- Abercrombie & Fitch has been working hard to execute a turnaround – it’s investing in stores, improving its product assortment, and working on its marketing strategy.
- This week, it announced it would be partnering with sbe, a hotel and lifestyle chain, to launch pop-ups in its hotels and offer A&F Club members benefits at these locations.
- The retailer is doubling down on its efforts to shed its image of being a teen retailer and appeal to the millennial consumer who might stay in these hotels.
Abercrombie & Fitch is doing everything it can to shed its teen image.
The retailer is in the midst of a major turnaround effort led by CEO Fran Horowitz, who took the helm in 2017.
It’s turned up the lights in its stores, ditched its shirtless models, and traded overly sexualized ads for wholesome, outdoorsy images in an effort to appeal to the trendy millennial consumer.
The company is continuing to ramp up its efforts to reach these customers in other places and spread awareness about its new image.
This week, it announced it would be partnering with hotel and lifestyle chain sbe, which operates trendy hotel brands such as the SLS Hotel & Residences, Delano, Mondrian, and The Originals in cities such as Los Angeles, Miami, and New York.
The idea is to offer pop-up Abercrombie shops at some of these hotels and reward members of its A&F Club loyalty program with special benefits at sbe’s hotels and entertainment venues.
“As global brands targeting a similar customer, we align incredibly well and we are excited to work with the A&F team,” Sam Nazarian, founder and CEO of sbe, said in a statement to the press.
“We plan to make further marketing investments in experiences: communicating with our target customer through the right channels and creating authentic, customer-inspired events,” a spokesperson for Abercrombie & Fitch told Business Insider.
Its turnaround strategy seems to be working.

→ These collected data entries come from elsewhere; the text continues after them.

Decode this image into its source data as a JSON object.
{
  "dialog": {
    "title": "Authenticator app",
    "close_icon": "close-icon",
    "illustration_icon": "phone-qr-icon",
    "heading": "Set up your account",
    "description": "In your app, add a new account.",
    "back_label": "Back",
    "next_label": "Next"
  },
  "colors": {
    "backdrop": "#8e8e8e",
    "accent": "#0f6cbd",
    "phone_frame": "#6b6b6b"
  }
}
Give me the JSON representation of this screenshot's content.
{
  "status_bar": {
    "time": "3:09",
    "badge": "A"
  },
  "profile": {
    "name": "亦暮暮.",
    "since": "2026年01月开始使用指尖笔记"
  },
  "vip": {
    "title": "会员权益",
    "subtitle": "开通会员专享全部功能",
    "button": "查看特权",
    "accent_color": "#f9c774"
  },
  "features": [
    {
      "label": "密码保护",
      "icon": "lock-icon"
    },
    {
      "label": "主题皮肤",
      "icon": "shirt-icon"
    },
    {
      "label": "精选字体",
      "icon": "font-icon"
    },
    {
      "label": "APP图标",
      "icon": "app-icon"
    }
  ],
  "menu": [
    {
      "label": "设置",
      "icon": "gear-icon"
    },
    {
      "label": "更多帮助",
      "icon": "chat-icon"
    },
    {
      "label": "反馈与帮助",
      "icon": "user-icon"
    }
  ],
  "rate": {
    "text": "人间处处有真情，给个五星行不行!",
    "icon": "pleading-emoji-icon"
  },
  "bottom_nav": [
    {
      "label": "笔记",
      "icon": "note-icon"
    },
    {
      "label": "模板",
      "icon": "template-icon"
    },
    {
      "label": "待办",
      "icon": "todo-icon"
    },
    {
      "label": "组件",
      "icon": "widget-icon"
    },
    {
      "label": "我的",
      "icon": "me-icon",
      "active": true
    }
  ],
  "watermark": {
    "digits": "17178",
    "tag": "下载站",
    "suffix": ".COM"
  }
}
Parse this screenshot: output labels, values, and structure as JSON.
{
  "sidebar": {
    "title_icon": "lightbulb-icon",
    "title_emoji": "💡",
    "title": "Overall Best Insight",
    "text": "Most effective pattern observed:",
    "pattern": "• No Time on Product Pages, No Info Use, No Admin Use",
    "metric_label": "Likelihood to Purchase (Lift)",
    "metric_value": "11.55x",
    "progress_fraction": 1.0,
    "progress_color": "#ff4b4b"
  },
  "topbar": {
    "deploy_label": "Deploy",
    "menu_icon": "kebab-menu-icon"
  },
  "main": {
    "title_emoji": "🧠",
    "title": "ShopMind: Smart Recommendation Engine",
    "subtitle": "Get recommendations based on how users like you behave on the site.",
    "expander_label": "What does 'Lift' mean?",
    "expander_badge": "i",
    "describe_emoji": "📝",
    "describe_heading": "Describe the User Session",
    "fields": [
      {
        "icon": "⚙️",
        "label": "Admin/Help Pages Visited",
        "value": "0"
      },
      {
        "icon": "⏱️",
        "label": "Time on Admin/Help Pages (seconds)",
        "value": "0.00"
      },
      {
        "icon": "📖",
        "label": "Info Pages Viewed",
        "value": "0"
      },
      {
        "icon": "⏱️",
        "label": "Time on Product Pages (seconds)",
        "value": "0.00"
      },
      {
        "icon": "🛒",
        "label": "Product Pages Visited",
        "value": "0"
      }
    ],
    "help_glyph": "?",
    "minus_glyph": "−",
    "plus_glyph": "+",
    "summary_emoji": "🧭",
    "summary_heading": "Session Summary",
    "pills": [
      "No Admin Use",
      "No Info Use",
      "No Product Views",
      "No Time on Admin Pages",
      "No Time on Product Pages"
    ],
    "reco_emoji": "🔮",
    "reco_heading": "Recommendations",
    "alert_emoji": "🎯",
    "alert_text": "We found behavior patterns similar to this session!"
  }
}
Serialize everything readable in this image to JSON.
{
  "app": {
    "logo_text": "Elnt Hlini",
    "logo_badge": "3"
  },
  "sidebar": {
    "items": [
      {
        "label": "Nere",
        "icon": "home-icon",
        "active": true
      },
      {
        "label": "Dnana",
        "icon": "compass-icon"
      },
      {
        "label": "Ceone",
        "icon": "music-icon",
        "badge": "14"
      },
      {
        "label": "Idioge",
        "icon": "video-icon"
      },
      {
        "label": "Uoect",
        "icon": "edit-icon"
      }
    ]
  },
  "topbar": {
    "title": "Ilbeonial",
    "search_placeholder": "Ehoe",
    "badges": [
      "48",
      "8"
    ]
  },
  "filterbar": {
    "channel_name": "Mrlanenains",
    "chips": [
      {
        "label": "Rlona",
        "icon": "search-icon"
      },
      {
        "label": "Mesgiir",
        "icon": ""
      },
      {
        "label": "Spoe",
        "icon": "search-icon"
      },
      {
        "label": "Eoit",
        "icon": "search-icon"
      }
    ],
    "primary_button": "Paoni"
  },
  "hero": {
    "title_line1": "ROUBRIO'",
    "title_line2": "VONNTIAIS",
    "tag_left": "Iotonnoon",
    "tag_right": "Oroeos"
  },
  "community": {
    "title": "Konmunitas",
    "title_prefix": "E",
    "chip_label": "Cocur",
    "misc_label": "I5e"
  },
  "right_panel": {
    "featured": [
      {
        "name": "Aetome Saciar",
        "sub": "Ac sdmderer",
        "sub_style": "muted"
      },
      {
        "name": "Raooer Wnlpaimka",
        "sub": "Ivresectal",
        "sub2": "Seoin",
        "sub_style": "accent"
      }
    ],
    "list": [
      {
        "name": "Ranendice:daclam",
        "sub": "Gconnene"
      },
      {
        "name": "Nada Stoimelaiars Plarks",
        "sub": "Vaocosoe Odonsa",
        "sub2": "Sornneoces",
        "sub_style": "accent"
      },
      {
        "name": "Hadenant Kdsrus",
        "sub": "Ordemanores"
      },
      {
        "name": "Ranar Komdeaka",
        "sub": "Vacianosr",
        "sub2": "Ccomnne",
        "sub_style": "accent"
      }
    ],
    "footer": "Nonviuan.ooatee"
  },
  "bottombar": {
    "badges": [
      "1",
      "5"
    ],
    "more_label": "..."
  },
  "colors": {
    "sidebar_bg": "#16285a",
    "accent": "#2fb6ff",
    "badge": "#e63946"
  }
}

In June, Abercrombie & Fitch announced its second quarter of consecutive growth – same-store sales at the Abercrombie brand itself were up 3%, and overall, sales were up 5%, thanks in part to strong sales at Hollister, its teen sister brand.
At the company’s investor day in April, Horowitz emphasised that the brand had changed.
“We are not the Abercrombie & Fitch that you once knew,” Horowitz said, and then outlined its strategy to grow into a $US5 billion business.